Thaïs Henríquez alumbra desde ayer la Navidad a un grupo de niñas que, inscritas en su campus de natación sincronizada, disfrutan de un magisterio personalizado e inigualable. La laureada deportista olímpica es estrenó como docente en las instalaciones del complejo GO Fit en una experiencia resultó «inmejorable».

La primera edición del Campus Thaïs Henríquez ya es una reluciente realidad, para bendición de las privilegiadas alumnas que pueden disfrutar y formarse bajo la tutela de la nadadora grancanaria más universal. Después de la jornada inaugural desarrollada ayer, hoy y mañana continuará la actividad con enseñanzas teóricas y prácticas. Lo tienen todo las más pequeñas para cumplir con los objetivos propuestos: un equipo técnico insuperable, con Thaïs al frente, unas instalaciones espectaculares y una metodología en la que se combinan enseñanzas y demostraciones perfectamente asumibles para la franja de edad a la que van destinadas (7 a 14 años).

«He visto a las niñas muy entusiasmadas y con ganas de pasarlo bien. A mí, desde luego, que me ha animado muchísimo y todo transcurrió en un excelente ambiente», reconoció, satisfecha, Thaïs. El programa del primer día contempló una clase de colocación postural, dos coreofrafías, a ritmo de funky y rocanrol, con ejecución en la piscina, además de un taller de diseño de bañadores.

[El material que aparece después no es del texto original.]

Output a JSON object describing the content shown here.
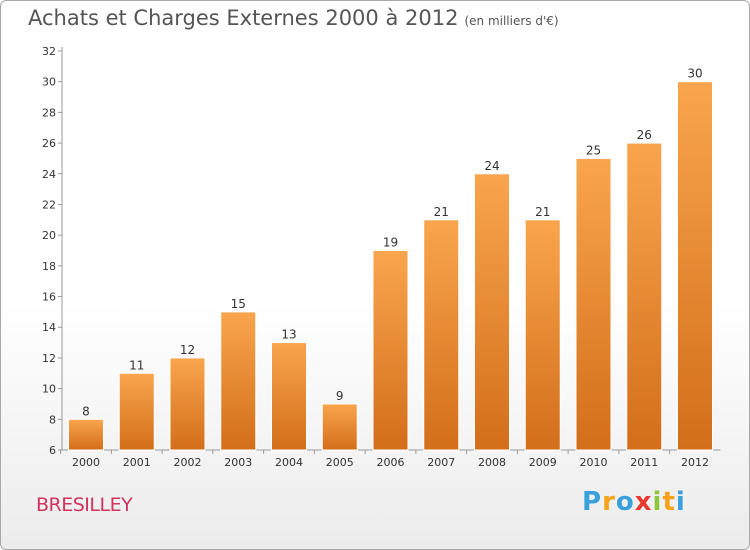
{
  "title": "Achats et Charges Externes 2000 à 2012",
  "subtitle": "(en milliers d'€)",
  "commune": "BRESILLEY",
  "logo": {
    "text": "Proxiti",
    "letters": [
      {
        "ch": "P",
        "color": "#3aa0dc"
      },
      {
        "ch": "r",
        "color": "#f7a21b"
      },
      {
        "ch": "o",
        "color": "#3aa0dc"
      },
      {
        "ch": "x",
        "color": "#e8392f"
      },
      {
        "ch": "i",
        "color": "#8cc63f"
      },
      {
        "ch": "t",
        "color": "#f7a21b"
      },
      {
        "ch": "i",
        "color": "#3aa0dc"
      }
    ]
  },
  "chart_data": {
    "type": "bar",
    "title": "Achats et Charges Externes 2000 à 2012",
    "subtitle": "(en milliers d'€)",
    "categories": [
      "2000",
      "2001",
      "2002",
      "2003",
      "2004",
      "2005",
      "2006",
      "2007",
      "2008",
      "2009",
      "2010",
      "2011",
      "2012"
    ],
    "values": [
      8,
      11,
      12,
      15,
      13,
      9,
      19,
      21,
      24,
      21,
      25,
      26,
      30
    ],
    "ylim": [
      6,
      32
    ],
    "yticks": [
      6,
      8,
      10,
      12,
      14,
      16,
      18,
      20,
      22,
      24,
      26,
      28,
      30,
      32
    ],
    "grid": false,
    "bar_color_light": "#f9a54e",
    "bar_color_dark": "#d36e1a"
  }
}
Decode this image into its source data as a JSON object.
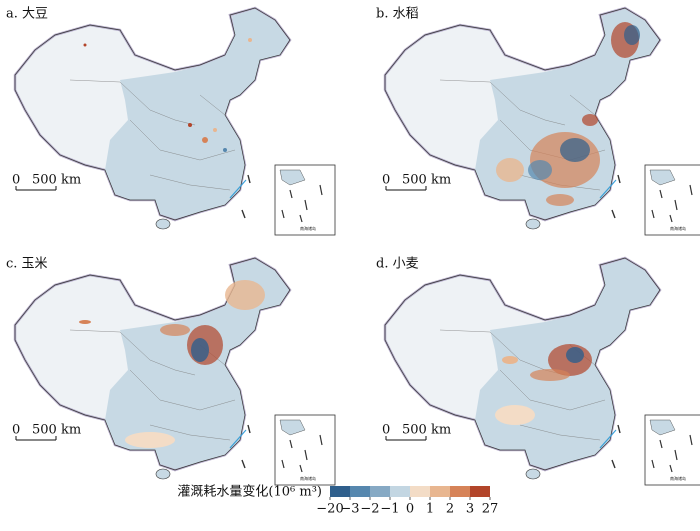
{
  "panels": [
    {
      "label": "a. 大豆"
    },
    {
      "label": "b. 水稻"
    },
    {
      "label": "c. 玉米"
    },
    {
      "label": "d. 小麦"
    }
  ],
  "scale_bar": {
    "zero": "0",
    "length": "500 km"
  },
  "inset_label": "南海诸岛",
  "legend": {
    "title": "灌溉耗水量变化(10⁶ m³)",
    "ticks": [
      {
        "value": -20,
        "label": "−20"
      },
      {
        "value": -3,
        "label": "−3"
      },
      {
        "value": -2,
        "label": "−2"
      },
      {
        "value": -1,
        "label": "−1"
      },
      0,
      1,
      2,
      3,
      27
    ],
    "colors": [
      "#2f5f8c",
      "#5687ae",
      "#86a9c4",
      "#c3d6e2",
      "#f3dcc6",
      "#e8b690",
      "#d68358",
      "#b2452a"
    ]
  }
}
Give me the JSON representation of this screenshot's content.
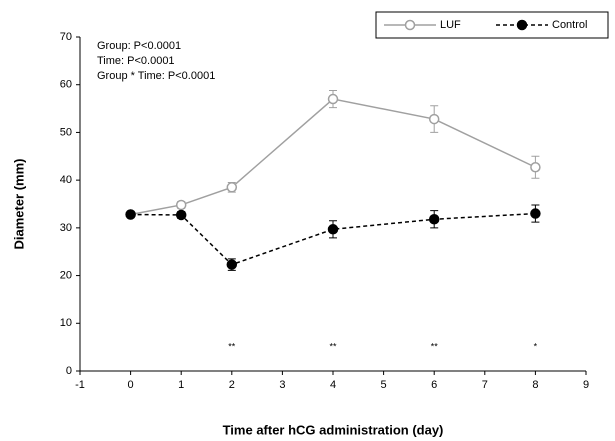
{
  "chart_data": {
    "type": "line",
    "x_label": "Time after hCG administration (day)",
    "y_label": "Diameter (mm)",
    "x": [
      0,
      1,
      2,
      4,
      6,
      8
    ],
    "series": [
      {
        "name": "LUF",
        "color": "#a0a0a0",
        "line_style": "solid",
        "marker": "open-circle",
        "values": [
          32.8,
          34.8,
          38.5,
          57,
          52.8,
          42.7
        ],
        "errors": [
          0.5,
          0.7,
          1,
          1.8,
          2.8,
          2.3
        ]
      },
      {
        "name": "Control",
        "color": "#000000",
        "line_style": "dashed",
        "marker": "filled-circle",
        "values": [
          32.8,
          32.7,
          22.3,
          29.7,
          31.8,
          33
        ],
        "errors": [
          0.6,
          0.7,
          1.2,
          1.8,
          1.8,
          1.8
        ]
      }
    ],
    "xlim": [
      -1,
      9
    ],
    "xticks": [
      -1,
      0,
      1,
      2,
      3,
      4,
      5,
      6,
      7,
      8,
      9
    ],
    "ylim": [
      0,
      70
    ],
    "yticks": [
      0,
      10,
      20,
      30,
      40,
      50,
      60,
      70
    ],
    "grid": false,
    "legend": "top-right",
    "annotations": [
      "Group: P<0.0001",
      "Time: P<0.0001",
      "Group * Time: P<0.0001"
    ],
    "significance": [
      {
        "text": "**",
        "x": 2,
        "y": 5
      },
      {
        "text": "**",
        "x": 4,
        "y": 5
      },
      {
        "text": "**",
        "x": 6,
        "y": 5
      },
      {
        "text": "*",
        "x": 8,
        "y": 5
      }
    ]
  }
}
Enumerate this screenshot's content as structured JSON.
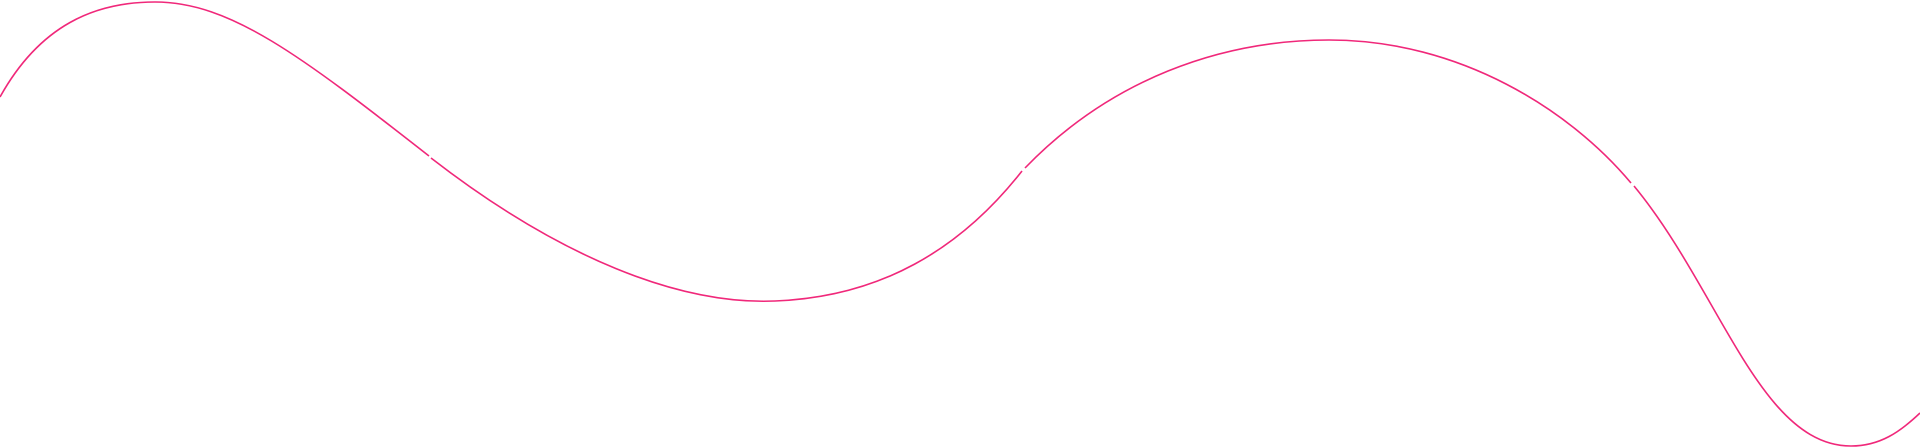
{
  "decoration": {
    "type": "wavy-line",
    "segments": 4,
    "stroke_color": "#f0287a",
    "background_color": "#ffffff"
  }
}
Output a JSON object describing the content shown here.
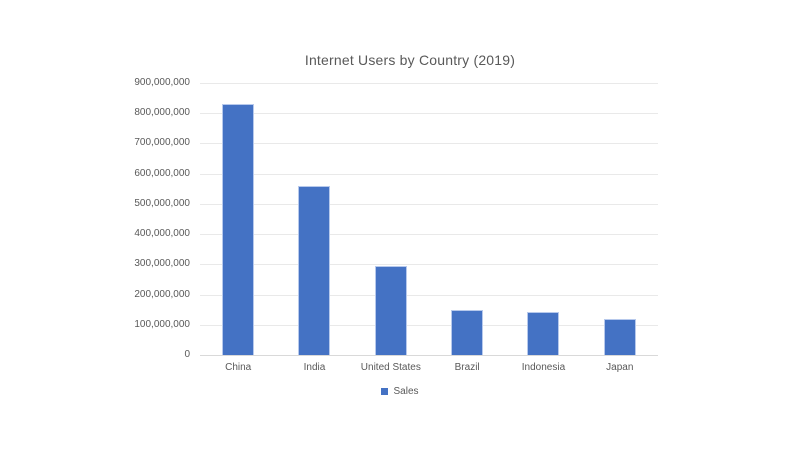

Thaïs pretende trasladar a sus alumnas un aprendizaje integral que considera «más apropiado» en esta fase de aprendizaje. Y lo razona convenientemente: «Hay que implicar a la nadadora en todo. Tanto en la ejecución de las maniobras, la correcta interpretación de los momentos armónicos y, también, la elección de sus prendas. Diseñar tu propio bañador es la mejor manera de que te involucres en todo lo que tiene que ver con el deporte. Y, de paso, también desarrollas habilidades ya relacionadas con la creatividad».

Y así, entre consejos de una campeona dentro y fuera del agua, la atención devota de las alumnas y un entorno sin igual para el desarrollo de las clases camina una iniciativa didáctica que ha nacido con vocación de continuidad y con el respaldo de una acogida excelente. «Hacer reír a una niña, ver que disfruta con lo que hace, que progresa poco a poco... No hay palabras», suspira Thaïs.